Prices rising for the same drug across multiple pharmaceutical companies might be the result of collusion, according to a letter sent to the Department of Justice (DOJ) and the Federal Trade Commission (FTC) from Senator Bernie Sanders, I-Vermont, and Representative Elijah Cummings, D-Maryland.
The expectation when a patent expires is that the drug price will drop as competition enters the market. However, prices of 3 different insulin products created by 3 different drug makers have risen steadily. Sometimes the price increases mirror one another, Sanders and Cummings wrote in a letter addressed to Attorney General Loretta E. Lynch and FTC Chair Edith Ramirez.

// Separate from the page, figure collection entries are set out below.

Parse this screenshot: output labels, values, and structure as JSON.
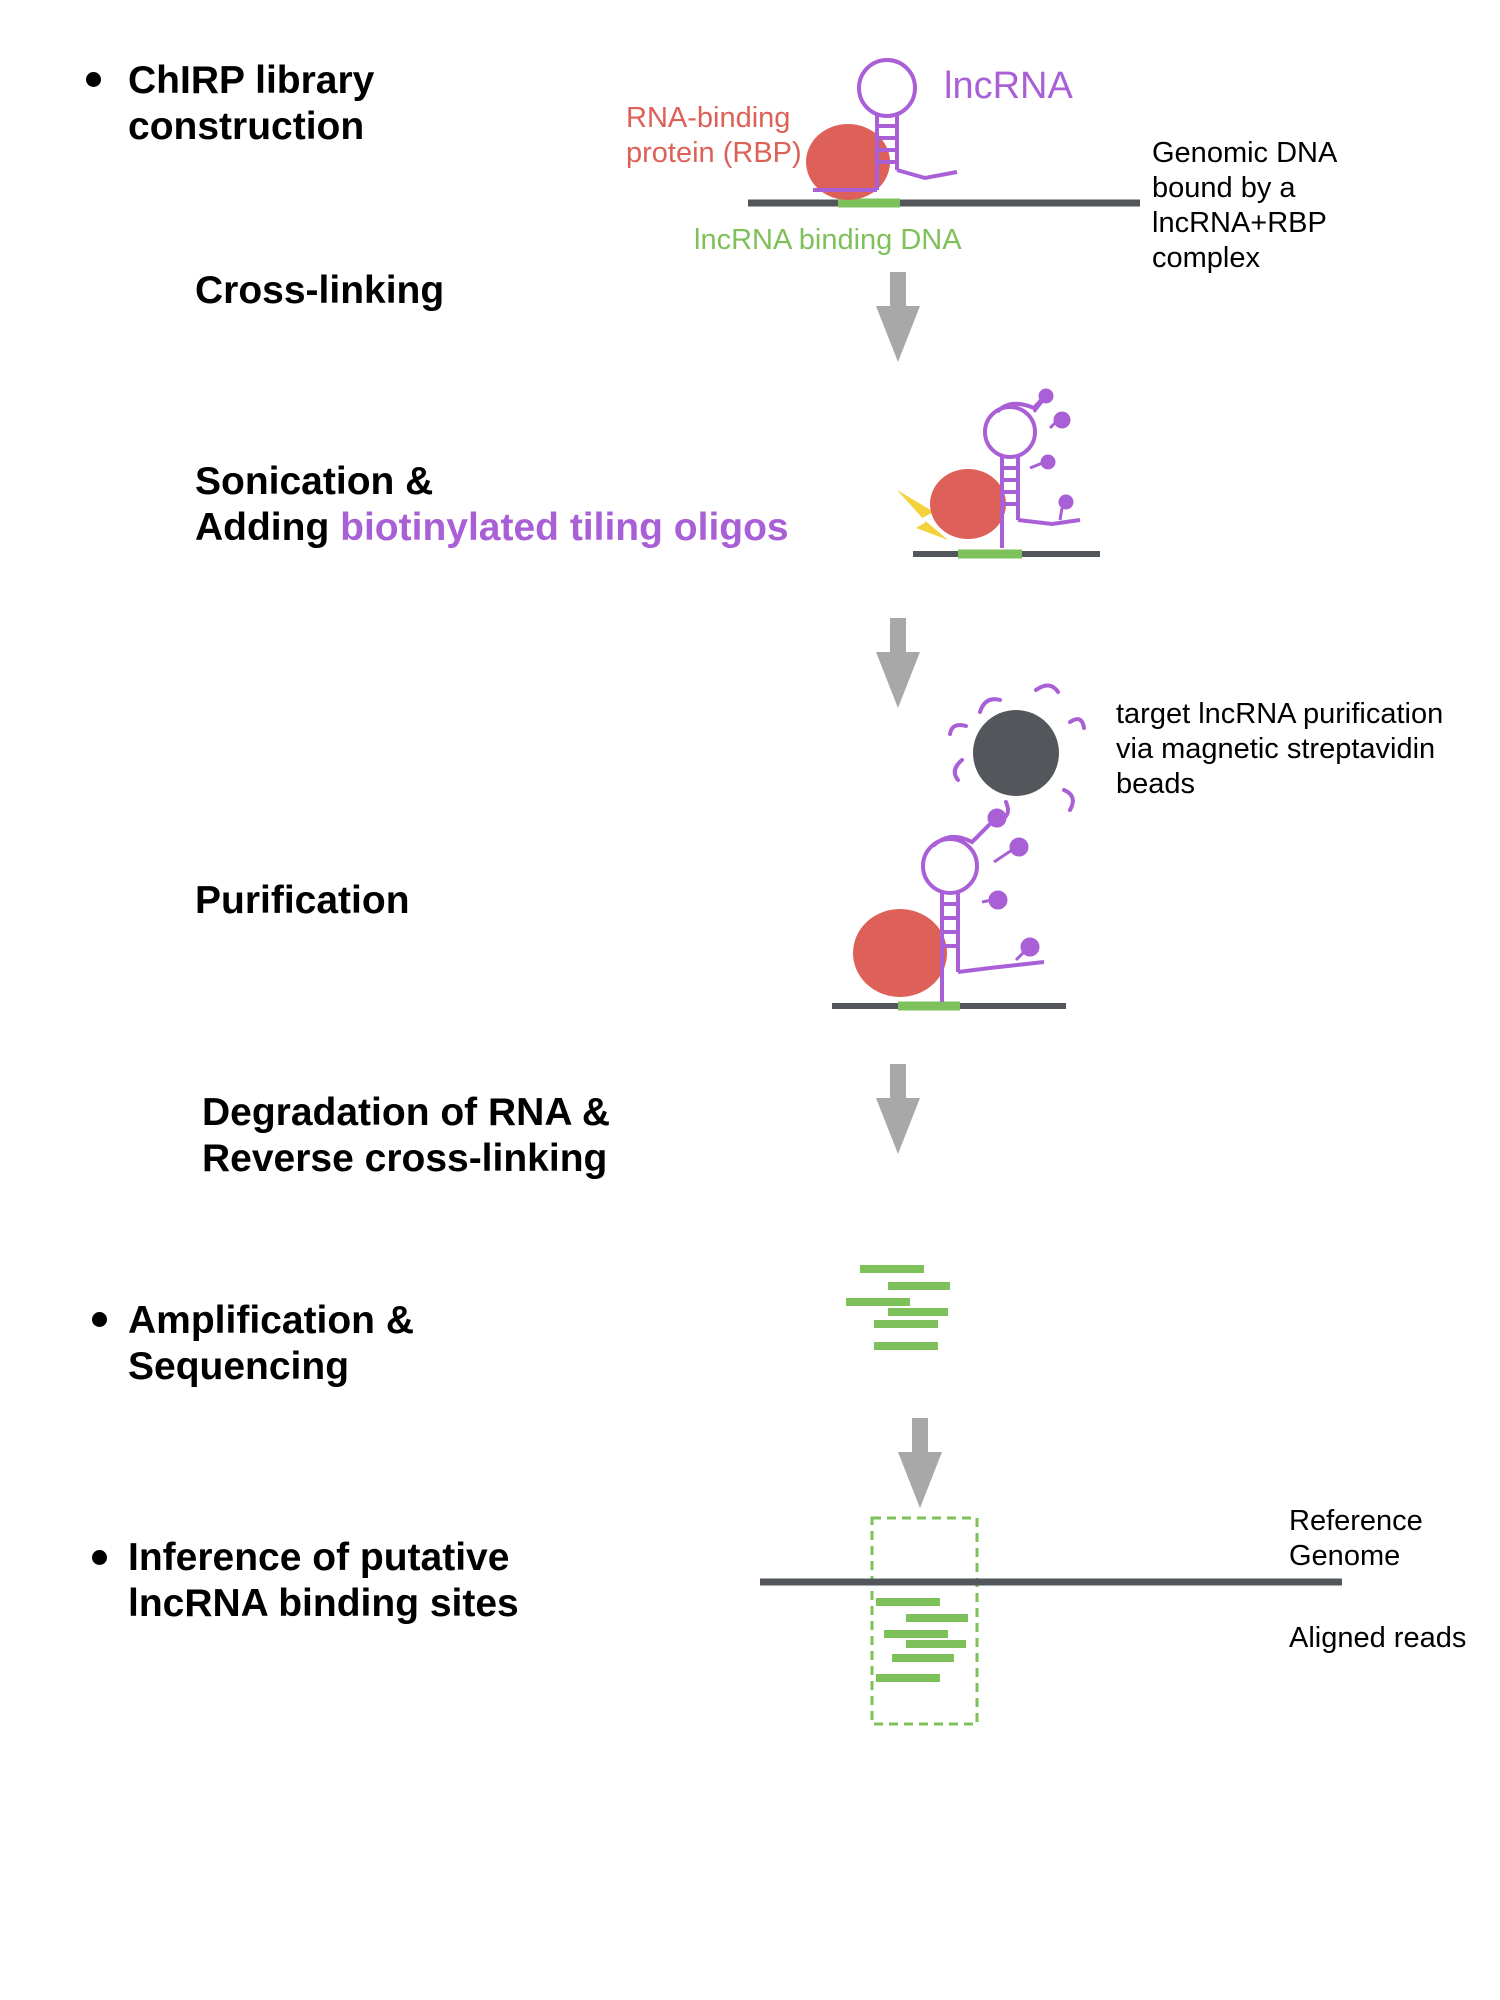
{
  "steps": {
    "library_construction": "ChIRP library\nconstruction",
    "cross_linking": "Cross-linking",
    "sonication_line1": "Sonication &",
    "adding_prefix": "Adding ",
    "adding_oligos": "biotinylated tiling oligos",
    "purification": "Purification",
    "degradation": "Degradation of RNA &\nReverse cross-linking",
    "amplification": "Amplification &\nSequencing",
    "inference": "Inference of putative\nlncRNA binding sites"
  },
  "labels": {
    "lncrna": "lncRNA",
    "rbp": "RNA-binding\nprotein (RBP)",
    "binding_dna": "lncRNA binding DNA",
    "genomic_dna": "Genomic DNA\nbound by a\nlncRNA+RBP\ncomplex",
    "bead_note": "target lncRNA purification\nvia magnetic streptavidin\nbeads",
    "reference_genome": "Reference\nGenome",
    "aligned_reads": "Aligned reads"
  },
  "colors": {
    "rna": "#a95fd6",
    "rbp": "#dd6158",
    "dna_binding": "#7ec15a",
    "genome_line": "#53565b",
    "arrow": "#a8a8a8",
    "bead": "#53565b",
    "sonication_bolt": "#f4d23c"
  }
}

In the letter, they ask Lynch and Ramirez to investigate whether these companies are engaging in collusion, which is illegal, or otherwise anticompetitive behaviors.
“This is an issue of tremendous national significance,” Sanders and Cummings wrote, adding that the United States spent $322 billion in medical costs and reduced productivity because of diabetes and prediabetes in 2012. Nearly 30 million Americans have diabetes and the CDC has estimated that 86 million have prediabetes, which means they are at risk of progressing to type 2 diabetes.

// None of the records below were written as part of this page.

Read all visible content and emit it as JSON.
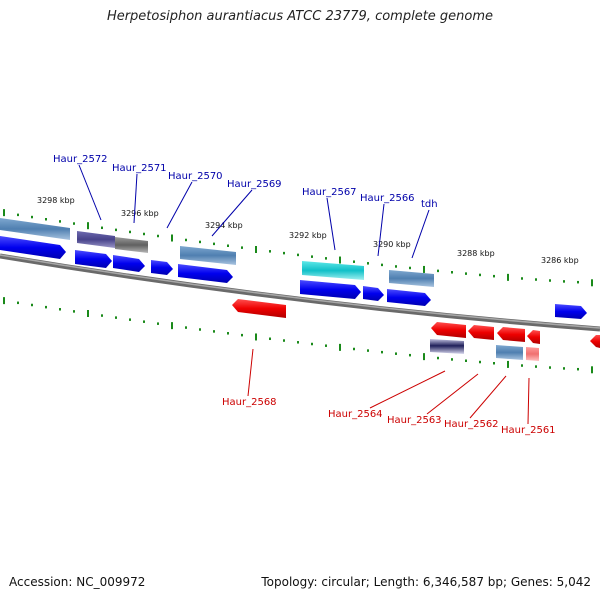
{
  "title": "Herpetosiphon aurantiacus ATCC 23779, complete genome",
  "accession": "Accession: NC_009972",
  "summary": "Topology: circular; Length: 6,346,587 bp; Genes: 5,042",
  "colors": {
    "forward_label": "#0000aa",
    "reverse_label": "#cc0000",
    "tick": "#1a8a1a",
    "backbone": "#808080"
  },
  "scale_labels": [
    {
      "text": "3298 kbp"
    },
    {
      "text": "3296 kbp"
    },
    {
      "text": "3294 kbp"
    },
    {
      "text": "3292 kbp"
    },
    {
      "text": "3290 kbp"
    },
    {
      "text": "3288 kbp"
    },
    {
      "text": "3286 kbp"
    }
  ],
  "gene_labels": [
    {
      "text": "Haur_2572",
      "strand": "forward"
    },
    {
      "text": "Haur_2571",
      "strand": "forward"
    },
    {
      "text": "Haur_2570",
      "strand": "forward"
    },
    {
      "text": "Haur_2569",
      "strand": "forward"
    },
    {
      "text": "Haur_2567",
      "strand": "forward"
    },
    {
      "text": "Haur_2566",
      "strand": "forward"
    },
    {
      "text": "tdh",
      "strand": "forward"
    },
    {
      "text": "Haur_2568",
      "strand": "reverse"
    },
    {
      "text": "Haur_2564",
      "strand": "reverse"
    },
    {
      "text": "Haur_2563",
      "strand": "reverse"
    },
    {
      "text": "Haur_2562",
      "strand": "reverse"
    },
    {
      "text": "Haur_2561",
      "strand": "reverse"
    }
  ]
}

Insulin products aren’t the only ones being scrutinized. The DOJ is already investigation more than a dozen companies to see if executives came to an agreement on price increases for approximately 2 dozen drugs, including a heart treatment and an antibiotic, reported Bloomberg. The first of the charges could be filed by the end of 2016.
The diabetes medications that Sanders and Cummings are drawing attention to are 2 insulins, Lantus from Sanofi and Humalog from Eli Lilly, as well as a top-selling dipeptidyl peptidase-4 (DPP-4) inhibitor Januvia, and its metformin combination, Janumet from Merck & Co. From 2002 to 2013, the price of insulin medications more than tripled.

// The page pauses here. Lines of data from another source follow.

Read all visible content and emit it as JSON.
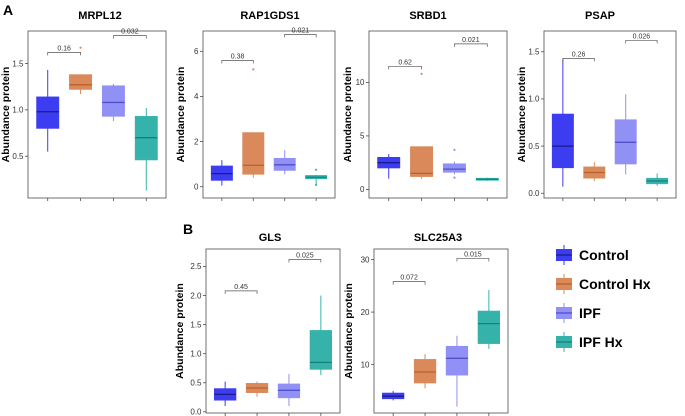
{
  "panel_labels": [
    "A",
    "B"
  ],
  "colors": {
    "Control": "#3c3cf0",
    "Control Hx": "#d9895a",
    "IPF": "#9191f5",
    "IPF Hx": "#35b3ab",
    "Control_median": "#1a1a8c",
    "Control Hx_median": "#b8602e",
    "IPF_median": "#5050c8",
    "IPF Hx_median": "#16807a"
  },
  "legend": {
    "items": [
      {
        "label": "Control",
        "group": "Control"
      },
      {
        "label": "Control Hx",
        "group": "Control Hx"
      },
      {
        "label": "IPF",
        "group": "IPF"
      },
      {
        "label": "IPF Hx",
        "group": "IPF Hx"
      }
    ]
  },
  "chart_data": [
    {
      "type": "box",
      "panel": "A",
      "title": "MRPL12",
      "ylabel": "Abundance protein",
      "ylim": [
        0.05,
        1.85
      ],
      "yticks": [
        0.5,
        1.0,
        1.5
      ],
      "tick_labels": [
        "0.5",
        "1.0",
        "1.5"
      ],
      "boxes": [
        {
          "group": "Control",
          "whislo": 0.55,
          "q1": 0.8,
          "med": 0.98,
          "q3": 1.14,
          "whishi": 1.43,
          "outliers": []
        },
        {
          "group": "Control Hx",
          "whislo": 1.17,
          "q1": 1.22,
          "med": 1.27,
          "q3": 1.38,
          "whishi": 1.38,
          "outliers": [
            1.67
          ]
        },
        {
          "group": "IPF",
          "whislo": 0.88,
          "q1": 0.93,
          "med": 1.08,
          "q3": 1.26,
          "whishi": 1.28,
          "outliers": []
        },
        {
          "group": "IPF Hx",
          "whislo": 0.13,
          "q1": 0.46,
          "med": 0.7,
          "q3": 0.93,
          "whishi": 1.02,
          "outliers": []
        }
      ],
      "comparisons": [
        {
          "from": 0,
          "to": 1,
          "label": "0.16",
          "y": 1.62
        },
        {
          "from": 2,
          "to": 3,
          "label": "0.032",
          "y": 1.8
        }
      ]
    },
    {
      "type": "box",
      "panel": "A",
      "title": "RAP1GDS1",
      "ylabel": "Abundance protein",
      "ylim": [
        -0.5,
        6.9
      ],
      "yticks": [
        0,
        2,
        4,
        6
      ],
      "tick_labels": [
        "0",
        "2",
        "4",
        "6"
      ],
      "boxes": [
        {
          "group": "Control",
          "whislo": 0.05,
          "q1": 0.28,
          "med": 0.58,
          "q3": 0.92,
          "whishi": 1.18,
          "outliers": []
        },
        {
          "group": "Control Hx",
          "whislo": 0.4,
          "q1": 0.55,
          "med": 0.95,
          "q3": 2.4,
          "whishi": 2.4,
          "outliers": [
            5.2
          ]
        },
        {
          "group": "IPF",
          "whislo": 0.55,
          "q1": 0.72,
          "med": 0.97,
          "q3": 1.26,
          "whishi": 1.62,
          "outliers": []
        },
        {
          "group": "IPF Hx",
          "whislo": 0.1,
          "q1": 0.35,
          "med": 0.42,
          "q3": 0.5,
          "whishi": 0.52,
          "outliers": [
            0.75,
            0.08
          ]
        }
      ],
      "comparisons": [
        {
          "from": 0,
          "to": 1,
          "label": "0.38",
          "y": 5.6
        },
        {
          "from": 2,
          "to": 3,
          "label": "0.021",
          "y": 6.75
        }
      ]
    },
    {
      "type": "box",
      "panel": "A",
      "title": "SRBD1",
      "ylabel": "Abundance protein",
      "ylim": [
        -0.8,
        14.8
      ],
      "yticks": [
        0,
        5,
        10
      ],
      "tick_labels": [
        "0",
        "5",
        "10"
      ],
      "boxes": [
        {
          "group": "Control",
          "whislo": 1.0,
          "q1": 2.0,
          "med": 2.5,
          "q3": 3.0,
          "whishi": 3.3,
          "outliers": []
        },
        {
          "group": "Control Hx",
          "whislo": 1.0,
          "q1": 1.2,
          "med": 1.5,
          "q3": 4.0,
          "whishi": 4.0,
          "outliers": [
            10.8
          ]
        },
        {
          "group": "IPF",
          "whislo": 1.4,
          "q1": 1.6,
          "med": 1.9,
          "q3": 2.4,
          "whishi": 2.6,
          "outliers": [
            3.7,
            1.1
          ]
        },
        {
          "group": "IPF Hx",
          "whislo": 0.8,
          "q1": 0.85,
          "med": 0.95,
          "q3": 1.05,
          "whishi": 1.1,
          "outliers": []
        }
      ],
      "comparisons": [
        {
          "from": 0,
          "to": 1,
          "label": "0.62",
          "y": 11.5
        },
        {
          "from": 2,
          "to": 3,
          "label": "0.021",
          "y": 13.6
        }
      ]
    },
    {
      "type": "box",
      "panel": "A",
      "title": "PSAP",
      "ylabel": "Abundance protein",
      "ylim": [
        -0.05,
        1.72
      ],
      "yticks": [
        0.0,
        0.5,
        1.0,
        1.5
      ],
      "tick_labels": [
        "0.0",
        "0.5",
        "1.0",
        "1.5"
      ],
      "boxes": [
        {
          "group": "Control",
          "whislo": 0.07,
          "q1": 0.27,
          "med": 0.5,
          "q3": 0.84,
          "whishi": 1.42,
          "outliers": []
        },
        {
          "group": "Control Hx",
          "whislo": 0.13,
          "q1": 0.16,
          "med": 0.22,
          "q3": 0.28,
          "whishi": 0.33,
          "outliers": []
        },
        {
          "group": "IPF",
          "whislo": 0.2,
          "q1": 0.31,
          "med": 0.54,
          "q3": 0.78,
          "whishi": 1.05,
          "outliers": []
        },
        {
          "group": "IPF Hx",
          "whislo": 0.08,
          "q1": 0.1,
          "med": 0.13,
          "q3": 0.16,
          "whishi": 0.21,
          "outliers": []
        }
      ],
      "comparisons": [
        {
          "from": 0,
          "to": 1,
          "label": "0.26",
          "y": 1.43
        },
        {
          "from": 2,
          "to": 3,
          "label": "0.026",
          "y": 1.62
        }
      ]
    },
    {
      "type": "box",
      "panel": "B",
      "title": "GLS",
      "ylabel": "Abundance protein",
      "ylim": [
        -0.02,
        2.8
      ],
      "yticks": [
        0.0,
        0.5,
        1.0,
        1.5,
        2.0,
        2.5
      ],
      "tick_labels": [
        "0.0",
        "0.5",
        "1.0",
        "1.5",
        "2.0",
        "2.5"
      ],
      "boxes": [
        {
          "group": "Control",
          "whislo": 0.1,
          "q1": 0.2,
          "med": 0.3,
          "q3": 0.4,
          "whishi": 0.52,
          "outliers": []
        },
        {
          "group": "Control Hx",
          "whislo": 0.26,
          "q1": 0.33,
          "med": 0.41,
          "q3": 0.49,
          "whishi": 0.52,
          "outliers": []
        },
        {
          "group": "IPF",
          "whislo": 0.1,
          "q1": 0.24,
          "med": 0.37,
          "q3": 0.48,
          "whishi": 0.65,
          "outliers": []
        },
        {
          "group": "IPF Hx",
          "whislo": 0.63,
          "q1": 0.73,
          "med": 0.85,
          "q3": 1.4,
          "whishi": 2.0,
          "outliers": []
        }
      ],
      "comparisons": [
        {
          "from": 0,
          "to": 1,
          "label": "0.45",
          "y": 2.08
        },
        {
          "from": 2,
          "to": 3,
          "label": "0.025",
          "y": 2.62
        }
      ]
    },
    {
      "type": "box",
      "panel": "B",
      "title": "SLC25A3",
      "ylabel": "Abundance protein",
      "ylim": [
        0.8,
        32.0
      ],
      "yticks": [
        10,
        20,
        30
      ],
      "tick_labels": [
        "10",
        "20",
        "30"
      ],
      "boxes": [
        {
          "group": "Control",
          "whislo": 3.2,
          "q1": 3.5,
          "med": 4.0,
          "q3": 4.6,
          "whishi": 5.0,
          "outliers": []
        },
        {
          "group": "Control Hx",
          "whislo": 5.5,
          "q1": 6.5,
          "med": 8.6,
          "q3": 11.0,
          "whishi": 12.0,
          "outliers": []
        },
        {
          "group": "IPF",
          "whislo": 2.0,
          "q1": 8.0,
          "med": 11.2,
          "q3": 13.5,
          "whishi": 15.5,
          "outliers": []
        },
        {
          "group": "IPF Hx",
          "whislo": 13.0,
          "q1": 14.0,
          "med": 17.8,
          "q3": 20.2,
          "whishi": 24.2,
          "outliers": []
        }
      ],
      "comparisons": [
        {
          "from": 0,
          "to": 1,
          "label": "0.072",
          "y": 25.8
        },
        {
          "from": 2,
          "to": 3,
          "label": "0.015",
          "y": 30.2
        }
      ]
    }
  ]
}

“The market entry price of ‘follow-on’ insulin products, which largely duplicate existing drugs, are partially informed by the high prices of available therapies,” they wrote. “Patients and taxpayers may not realize the savings that could be gained if existing insulin products were less expensive.”
In addition to the financial savings for taxpayers, the high price of insulins mean many patients find their treatment increasingly unaffordable.
“We are concerned that the potential coordination by these drug makers may not simply be a case of ‘shadow pricing,’ but may indicate possible collusion, and we believe this egregious behavior warrants a thorough investigation,” Sanders and Cummings concluded in their letter.